Insurance companies have made billions in profits from individuals who pay their premiums for decades but then surrender their policy or allow it to lapse. Indeed, they literally bank on the fact that the vast majority of policies will lapse.
Moody's Investor Service recently stated that the Texas law "will pressure life insurers' profitability as life settlements keep in force policies that would otherwise have been surrendered. This will result in life insurers ultimately paying death benefits to investors instead of a much smaller surrender value amount to policyholders."
Bad news for life insurance companies, good news for everyone else.
"With similar bills in seven other states pending, an expansion of life settlements on a large scale would produce fewer lapses and more covered deaths than life insurers originally priced for, hurting their profitability," the Moody's report adds.
Regardless of where anyone lies on the political spectrum, we can all agree that state-run programs like Medicaid are running out of money.
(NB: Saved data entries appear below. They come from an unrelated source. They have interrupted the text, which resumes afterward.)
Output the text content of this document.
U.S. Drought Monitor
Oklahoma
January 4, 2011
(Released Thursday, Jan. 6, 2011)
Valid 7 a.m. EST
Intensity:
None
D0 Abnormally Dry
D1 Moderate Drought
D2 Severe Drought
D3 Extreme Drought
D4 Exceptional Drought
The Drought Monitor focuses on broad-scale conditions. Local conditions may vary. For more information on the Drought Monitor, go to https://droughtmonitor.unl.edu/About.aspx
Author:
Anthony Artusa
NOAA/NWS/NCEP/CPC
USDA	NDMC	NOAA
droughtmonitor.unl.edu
More people are living longer and the number of people requiring medical assistance they can't afford is growing. In order to salvage these programs, mechanisms like the Texas law are needed. It enables people to have access to pools of their own money and lessen their individual impact on state coffers. State Medicaid programs will be saved millions of dollars.
This new model is beneficial for individual policyholders on several levels. For one, policyholders that were not aware of the life settlement option will learn about it because one of the provisions of this new law is that the state must educate and inform policyholders about life settlements. Also, seniors will not have to use whatever long-term care service Medicaid assigns them. They will have the option to choose for themselves. Long-term care is the most significant healthcare expense people will ever have, and more of them will be able to use their own private funds in order to pay for it.
Most people have grown accustomed to the inherent assumption that they own life insurance only for their family and beneficiaries. While the Texas law may not be good news for insurance companies, it opens up a whole new range of possibilities for those facing daunting healthcare costs. It brings a new mark of legitimacy to life settlements while helping those most in need pay for medical care.